Il tutto, venendo gestito da italiani e all’italiana, il Cesi, guarda caso, “dimentica”, capita in Italia di dimenticare qualcosa, di tenere in considerazione l’uso delle terre limitrofe dove vivono i contadini etiopi. Si ignora, in Italia si ignora sempre qualcosa, il futuro del fiume che verrà bloccato dalla diga. E non si parla nemmeno del lago Turkana che dal fiume Omo riceve il 90% dell’acqua.
Eppure, studi effettuati in modo serio e scrupoloso, non “all’italiana”, dicono esattamente il contrario.
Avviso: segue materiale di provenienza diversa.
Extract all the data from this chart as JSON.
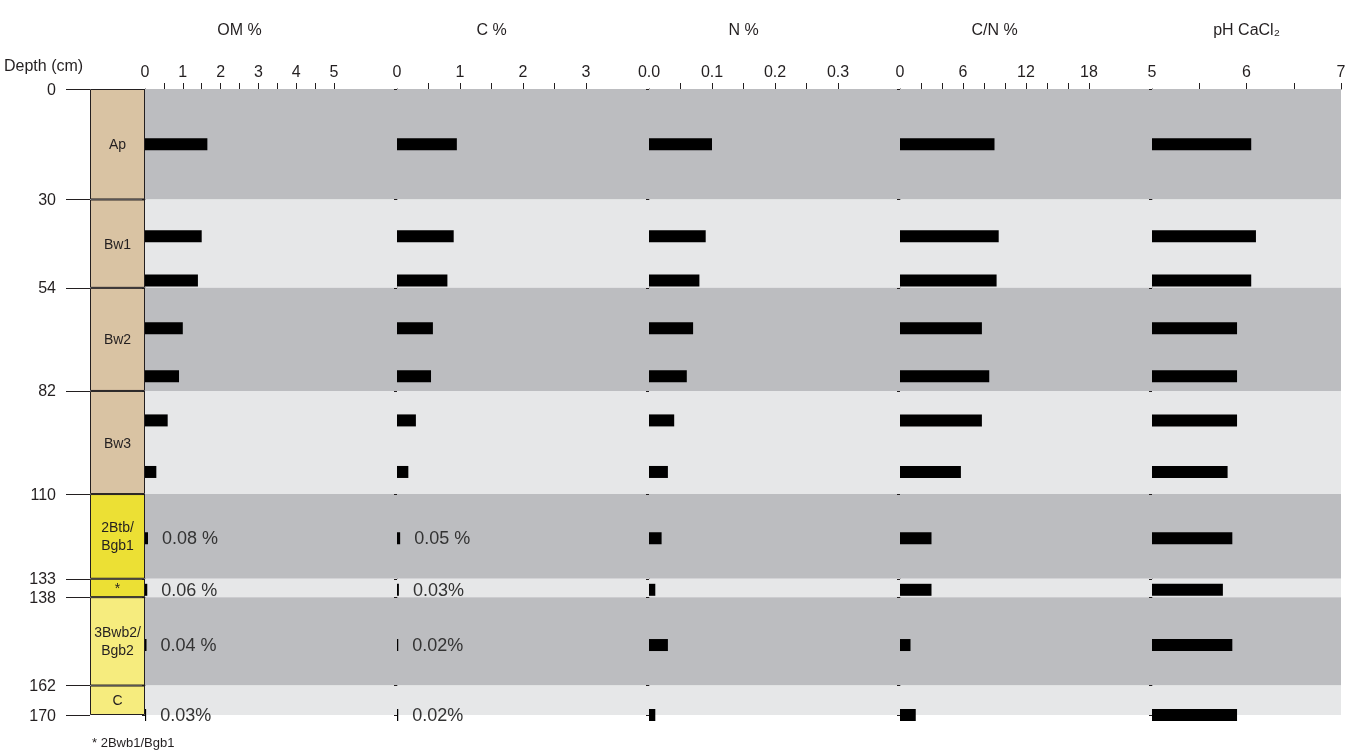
{
  "chart_data": [
    {
      "type": "bar",
      "stacked": true,
      "ylabel": "Depth (cm)",
      "categories": [
        null
      ],
      "tick_labels": "y",
      "ylim": [
        170,
        0
      ],
      "yticks": [
        0,
        30,
        54,
        82,
        110,
        133,
        138,
        162,
        170
      ],
      "series": [
        {
          "name": "Ap",
          "color": "#d9c3a3",
          "values": [
            30
          ]
        },
        {
          "name": "Bw1",
          "color": "#d9c3a3",
          "values": [
            24
          ]
        },
        {
          "name": "Bw2",
          "color": "#d9c3a3",
          "values": [
            28
          ]
        },
        {
          "name": "Bw3",
          "color": "#d9c3a3",
          "values": [
            28
          ]
        },
        {
          "name": "2Btb/\nBgb1",
          "color": "#ece034",
          "values": [
            23
          ]
        },
        {
          "name": "*",
          "color": "#ece034",
          "values": [
            5
          ]
        },
        {
          "name": "3Bwb2/\nBgb2",
          "color": "#f6ec7e",
          "values": [
            24
          ]
        },
        {
          "name": "C",
          "color": "#f6ec7e",
          "values": [
            8
          ]
        }
      ],
      "annotations": [
        "* 2Bwb1/Bgb1"
      ]
    },
    {
      "type": "bar",
      "orientation": "horizontal",
      "xlabel": "OM %",
      "color": "#000000",
      "tick_labels": "x",
      "x": [
        15,
        40,
        52,
        65,
        78,
        90,
        104,
        122,
        136,
        151,
        170
      ],
      "values": [
        1.65,
        1.5,
        1.4,
        1.0,
        0.9,
        0.6,
        0.3,
        0.08,
        0.06,
        0.04,
        0.03
      ],
      "value_labels": [
        null,
        null,
        null,
        null,
        null,
        null,
        null,
        "0.08 %",
        "0.06 %",
        "0.04 %",
        "0.03%"
      ],
      "xlim": [
        0,
        5
      ],
      "xticks": [
        0,
        {
          "value": 0.5,
          "label": null
        },
        1,
        {
          "value": 1.5,
          "label": null
        },
        2,
        {
          "value": 2.5,
          "label": null
        },
        3,
        {
          "value": 3.5,
          "label": null
        },
        4,
        {
          "value": 4.5,
          "label": null
        },
        5
      ],
      "ylim": [
        170,
        0
      ],
      "yticks": [
        0,
        30,
        54,
        82,
        110,
        133,
        138,
        162,
        170
      ],
      "bands": [
        {
          "axis": "y",
          "from": 0,
          "to": 30,
          "color": "#bcbdc0"
        },
        {
          "axis": "y",
          "from": 30,
          "to": 54,
          "color": "#e6e7e8"
        },
        {
          "axis": "y",
          "from": 54,
          "to": 82,
          "color": "#bcbdc0"
        },
        {
          "axis": "y",
          "from": 82,
          "to": 110,
          "color": "#e6e7e8"
        },
        {
          "axis": "y",
          "from": 110,
          "to": 133,
          "color": "#bcbdc0"
        },
        {
          "axis": "y",
          "from": 133,
          "to": 138,
          "color": "#e6e7e8"
        },
        {
          "axis": "y",
          "from": 138,
          "to": 162,
          "color": "#bcbdc0"
        },
        {
          "axis": "y",
          "from": 162,
          "to": 170,
          "color": "#e6e7e8"
        }
      ]
    },
    {
      "type": "bar",
      "orientation": "horizontal",
      "xlabel": "C %",
      "color": "#000000",
      "tick_labels": "x",
      "x": [
        15,
        40,
        52,
        65,
        78,
        90,
        104,
        122,
        136,
        151,
        170
      ],
      "values": [
        0.95,
        0.9,
        0.8,
        0.57,
        0.54,
        0.3,
        0.18,
        0.05,
        0.03,
        0.02,
        0.02
      ],
      "value_labels": [
        null,
        null,
        null,
        null,
        null,
        null,
        null,
        "0.05 %",
        "0.03%",
        "0.02%",
        "0.02%"
      ],
      "xlim": [
        0,
        3
      ],
      "xticks": [
        0,
        {
          "value": 0.5,
          "label": null
        },
        1,
        {
          "value": 1.5,
          "label": null
        },
        2,
        {
          "value": 2.5,
          "label": null
        },
        3
      ],
      "ylim": [
        170,
        0
      ],
      "yticks": [
        0,
        30,
        54,
        82,
        110,
        133,
        138,
        162,
        170
      ],
      "bands": [
        {
          "axis": "y",
          "from": 0,
          "to": 30,
          "color": "#bcbdc0"
        },
        {
          "axis": "y",
          "from": 30,
          "to": 54,
          "color": "#e6e7e8"
        },
        {
          "axis": "y",
          "from": 54,
          "to": 82,
          "color": "#bcbdc0"
        },
        {
          "axis": "y",
          "from": 82,
          "to": 110,
          "color": "#e6e7e8"
        },
        {
          "axis": "y",
          "from": 110,
          "to": 133,
          "color": "#bcbdc0"
        },
        {
          "axis": "y",
          "from": 133,
          "to": 138,
          "color": "#e6e7e8"
        },
        {
          "axis": "y",
          "from": 138,
          "to": 162,
          "color": "#bcbdc0"
        },
        {
          "axis": "y",
          "from": 162,
          "to": 170,
          "color": "#e6e7e8"
        }
      ]
    },
    {
      "type": "bar",
      "orientation": "horizontal",
      "xlabel": "N %",
      "color": "#000000",
      "tick_labels": "x",
      "x": [
        15,
        40,
        52,
        65,
        78,
        90,
        104,
        122,
        136,
        151,
        170
      ],
      "values": [
        0.1,
        0.09,
        0.08,
        0.07,
        0.06,
        0.04,
        0.03,
        0.02,
        0.01,
        0.03,
        0.01
      ],
      "xlim": [
        0,
        0.3
      ],
      "xticks": [
        {
          "value": 0,
          "label": "0.0"
        },
        {
          "value": 0.05,
          "label": null
        },
        0.1,
        {
          "value": 0.15,
          "label": null
        },
        0.2,
        {
          "value": 0.25,
          "label": null
        },
        0.3
      ],
      "ylim": [
        170,
        0
      ],
      "yticks": [
        0,
        30,
        54,
        82,
        110,
        133,
        138,
        162,
        170
      ],
      "bands": [
        {
          "axis": "y",
          "from": 0,
          "to": 30,
          "color": "#bcbdc0"
        },
        {
          "axis": "y",
          "from": 30,
          "to": 54,
          "color": "#e6e7e8"
        },
        {
          "axis": "y",
          "from": 54,
          "to": 82,
          "color": "#bcbdc0"
        },
        {
          "axis": "y",
          "from": 82,
          "to": 110,
          "color": "#e6e7e8"
        },
        {
          "axis": "y",
          "from": 110,
          "to": 133,
          "color": "#bcbdc0"
        },
        {
          "axis": "y",
          "from": 133,
          "to": 138,
          "color": "#e6e7e8"
        },
        {
          "axis": "y",
          "from": 138,
          "to": 162,
          "color": "#bcbdc0"
        },
        {
          "axis": "y",
          "from": 162,
          "to": 170,
          "color": "#e6e7e8"
        }
      ]
    },
    {
      "type": "bar",
      "orientation": "horizontal",
      "xlabel": "C/N %",
      "color": "#000000",
      "tick_labels": "x",
      "x": [
        15,
        40,
        52,
        65,
        78,
        90,
        104,
        122,
        136,
        151,
        170
      ],
      "values": [
        9.0,
        9.4,
        9.2,
        7.8,
        8.5,
        7.8,
        5.8,
        3.0,
        3.0,
        1.0,
        1.5
      ],
      "xlim": [
        0,
        18
      ],
      "xticks": [
        0,
        {
          "value": 2,
          "label": null
        },
        {
          "value": 4,
          "label": null
        },
        6,
        {
          "value": 8,
          "label": null
        },
        {
          "value": 10,
          "label": null
        },
        12,
        {
          "value": 14,
          "label": null
        },
        {
          "value": 16,
          "label": null
        },
        18
      ],
      "ylim": [
        170,
        0
      ],
      "yticks": [
        0,
        30,
        54,
        82,
        110,
        133,
        138,
        162,
        170
      ],
      "bands": [
        {
          "axis": "y",
          "from": 0,
          "to": 30,
          "color": "#bcbdc0"
        },
        {
          "axis": "y",
          "from": 30,
          "to": 54,
          "color": "#e6e7e8"
        },
        {
          "axis": "y",
          "from": 54,
          "to": 82,
          "color": "#bcbdc0"
        },
        {
          "axis": "y",
          "from": 82,
          "to": 110,
          "color": "#e6e7e8"
        },
        {
          "axis": "y",
          "from": 110,
          "to": 133,
          "color": "#bcbdc0"
        },
        {
          "axis": "y",
          "from": 133,
          "to": 138,
          "color": "#e6e7e8"
        },
        {
          "axis": "y",
          "from": 138,
          "to": 162,
          "color": "#bcbdc0"
        },
        {
          "axis": "y",
          "from": 162,
          "to": 170,
          "color": "#e6e7e8"
        }
      ]
    },
    {
      "type": "bar",
      "orientation": "horizontal",
      "xlabel": "pH CaCl₂",
      "color": "#000000",
      "tick_labels": "x",
      "x": [
        15,
        40,
        52,
        65,
        78,
        90,
        104,
        122,
        136,
        151,
        170
      ],
      "values": [
        6.05,
        6.1,
        6.05,
        5.9,
        5.9,
        5.9,
        5.8,
        5.85,
        5.75,
        5.85,
        5.9
      ],
      "xlim": [
        5,
        7
      ],
      "xticks": [
        5,
        {
          "value": 5.5,
          "label": null
        },
        6,
        {
          "value": 6.5,
          "label": null
        },
        7
      ],
      "ylim": [
        170,
        0
      ],
      "yticks": [
        0,
        30,
        54,
        82,
        110,
        133,
        138,
        162,
        170
      ],
      "bands": [
        {
          "axis": "y",
          "from": 0,
          "to": 30,
          "color": "#bcbdc0"
        },
        {
          "axis": "y",
          "from": 30,
          "to": 54,
          "color": "#e6e7e8"
        },
        {
          "axis": "y",
          "from": 54,
          "to": 82,
          "color": "#bcbdc0"
        },
        {
          "axis": "y",
          "from": 82,
          "to": 110,
          "color": "#e6e7e8"
        },
        {
          "axis": "y",
          "from": 110,
          "to": 133,
          "color": "#bcbdc0"
        },
        {
          "axis": "y",
          "from": 133,
          "to": 138,
          "color": "#e6e7e8"
        },
        {
          "axis": "y",
          "from": 138,
          "to": 162,
          "color": "#bcbdc0"
        },
        {
          "axis": "y",
          "from": 162,
          "to": 170,
          "color": "#e6e7e8"
        }
      ]
    }
  ]
}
La diga, scrivono, avrà un impatto ambientale devastante. La portata del fiume Omo subirà una riduzione drastica. Questo comporterà l’interruzione del ciclo naturale delle esondazioni che hanno donato la vita ai contadini etiopi.
Le popolazioni locali sono state costrette, dal governo dell’Etiopia, a trasferirsi in modo coatto. Tribù come i Mursi, Bodi, Kwengu. Come ogni azione coatta si è avuta l’inevitabile violenza. Violenze fisiche e morali. Adulti legati ad alberi e fucilati, bambini gettati nei fiumi e cadaveri dati in pasto agli animali. Uno dei villaggi è stato raso al suolo.
Tanti appelli sono stati fatti, dall’Unesco, da Survival International, Counter Balance, Friends of Lake Turkana, International Rivers. C’è anche un sito: stopgibe3.it dove si possono trovare informazioni su quello che sta accadendo, vergognosamente e silenziosamente, in Etiopia.